I could continue on with archaic descriptions of Thomas Jefferson as they relate to our current society but I, unlike McConnell, believe that people are intelligent and can see my point without creating a verbal magician’s trick.
Regarding McConnell’s words that the Tuscon shooting should not be used to exploit any politician (although in the case of Sarah Palin some do it to themselves- blood letting, crosshairs- seriously?) I wholeheartedly agree.
However the second part of his argument that this tragedy should not be used as a catalyst to spark change in the way our politicians conduct their disrespectful and at times immature childlike outbursts of discourse (the most embarrassing of these is the refusal to stand or clap during State of the Union Addresses – shame on both parties) – I totally disagree.
If any good is to come from the Tucson tragedy it should be the review of political conduct especially when it comes to disparaging words and false rhetoric used to incite public reaction.

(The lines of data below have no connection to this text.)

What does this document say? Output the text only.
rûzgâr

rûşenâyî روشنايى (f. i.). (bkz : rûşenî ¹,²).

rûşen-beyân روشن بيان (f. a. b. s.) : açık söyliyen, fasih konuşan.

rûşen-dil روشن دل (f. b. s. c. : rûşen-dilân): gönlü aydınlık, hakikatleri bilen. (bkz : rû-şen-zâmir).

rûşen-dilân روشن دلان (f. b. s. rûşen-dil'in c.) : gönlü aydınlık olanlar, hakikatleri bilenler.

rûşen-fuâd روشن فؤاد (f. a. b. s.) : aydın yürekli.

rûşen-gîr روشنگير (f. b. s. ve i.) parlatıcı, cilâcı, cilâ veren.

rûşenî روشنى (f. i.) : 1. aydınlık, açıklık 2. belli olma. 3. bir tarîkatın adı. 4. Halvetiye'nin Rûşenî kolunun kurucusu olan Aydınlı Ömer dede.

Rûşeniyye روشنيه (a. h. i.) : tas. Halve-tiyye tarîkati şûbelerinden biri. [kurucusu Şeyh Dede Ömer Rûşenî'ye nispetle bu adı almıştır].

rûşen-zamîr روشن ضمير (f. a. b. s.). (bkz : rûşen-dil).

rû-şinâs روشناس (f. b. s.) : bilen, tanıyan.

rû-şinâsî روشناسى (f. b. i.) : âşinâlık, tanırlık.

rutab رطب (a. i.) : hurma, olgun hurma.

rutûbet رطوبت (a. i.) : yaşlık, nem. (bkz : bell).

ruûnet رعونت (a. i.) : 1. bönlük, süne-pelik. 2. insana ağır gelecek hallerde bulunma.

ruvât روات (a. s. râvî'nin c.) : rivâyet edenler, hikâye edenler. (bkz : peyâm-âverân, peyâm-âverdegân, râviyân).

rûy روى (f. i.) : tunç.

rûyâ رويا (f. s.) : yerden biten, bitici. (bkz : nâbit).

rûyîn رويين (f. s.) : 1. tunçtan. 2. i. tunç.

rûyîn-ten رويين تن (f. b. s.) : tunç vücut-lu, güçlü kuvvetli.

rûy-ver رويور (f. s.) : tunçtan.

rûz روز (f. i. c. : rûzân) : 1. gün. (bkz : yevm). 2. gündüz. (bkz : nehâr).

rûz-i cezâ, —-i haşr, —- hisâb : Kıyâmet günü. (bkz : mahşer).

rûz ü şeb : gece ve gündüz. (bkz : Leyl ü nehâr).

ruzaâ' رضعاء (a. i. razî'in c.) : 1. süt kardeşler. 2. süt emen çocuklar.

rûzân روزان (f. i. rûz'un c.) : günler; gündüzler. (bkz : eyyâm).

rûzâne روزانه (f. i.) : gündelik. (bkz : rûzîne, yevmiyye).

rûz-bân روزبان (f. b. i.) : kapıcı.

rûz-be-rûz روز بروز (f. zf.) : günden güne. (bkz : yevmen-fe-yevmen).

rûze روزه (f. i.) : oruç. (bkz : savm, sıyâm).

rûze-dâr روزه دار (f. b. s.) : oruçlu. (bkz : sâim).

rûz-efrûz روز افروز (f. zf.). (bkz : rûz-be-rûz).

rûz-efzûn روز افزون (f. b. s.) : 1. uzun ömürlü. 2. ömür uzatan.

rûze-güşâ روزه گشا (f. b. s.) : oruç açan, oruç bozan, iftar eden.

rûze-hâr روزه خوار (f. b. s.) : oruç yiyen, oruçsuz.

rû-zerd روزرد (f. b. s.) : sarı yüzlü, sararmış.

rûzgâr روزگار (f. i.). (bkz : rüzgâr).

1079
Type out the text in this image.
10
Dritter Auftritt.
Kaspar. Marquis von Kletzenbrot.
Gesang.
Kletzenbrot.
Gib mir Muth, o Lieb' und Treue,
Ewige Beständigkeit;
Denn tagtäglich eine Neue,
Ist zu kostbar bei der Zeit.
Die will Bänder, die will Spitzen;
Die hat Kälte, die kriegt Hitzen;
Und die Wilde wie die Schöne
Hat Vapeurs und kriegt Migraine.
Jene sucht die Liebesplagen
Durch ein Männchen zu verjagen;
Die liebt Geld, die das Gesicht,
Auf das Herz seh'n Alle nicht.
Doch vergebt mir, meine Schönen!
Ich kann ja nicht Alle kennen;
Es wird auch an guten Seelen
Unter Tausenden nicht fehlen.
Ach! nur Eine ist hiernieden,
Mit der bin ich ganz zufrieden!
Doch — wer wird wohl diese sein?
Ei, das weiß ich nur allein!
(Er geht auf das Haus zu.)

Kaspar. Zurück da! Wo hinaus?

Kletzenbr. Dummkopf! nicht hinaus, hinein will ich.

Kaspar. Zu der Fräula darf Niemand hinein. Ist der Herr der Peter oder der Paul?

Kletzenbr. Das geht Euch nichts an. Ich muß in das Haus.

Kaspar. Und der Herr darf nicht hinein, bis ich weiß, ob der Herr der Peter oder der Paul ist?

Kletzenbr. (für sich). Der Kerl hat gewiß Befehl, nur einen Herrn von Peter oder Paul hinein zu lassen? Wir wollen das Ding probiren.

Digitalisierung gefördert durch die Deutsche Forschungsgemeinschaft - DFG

There has been a long-standing belief among politicians, especially those in federal office that they are above the polite and mature process of debate and spoken accountability.
It seems they believe that because of their office they can say and do whatever they want to whomever they want and there are no rules.
Like the new rules that monitor Wall Street a change regarding political rhetoric is needed.
  Perhaps in the reflection of the Tucson shooting politicians may be able to see that though they are larger than life in the world of media, life and the words used to convey it should be used carefully, modestly, honestly, and respectfully. Not because someone chose to shoot a U.S. Representative, but as Rep.  Giffords brother-in-law Scott Kelly said because, “We’re better than this.” And, “We must do better.”
We, the citizenry, know the truth of Scott Kelly’s words and are fed up with the Hill’s “business as usual” approach and it’s up to us demand not the same, but better of our elected officials.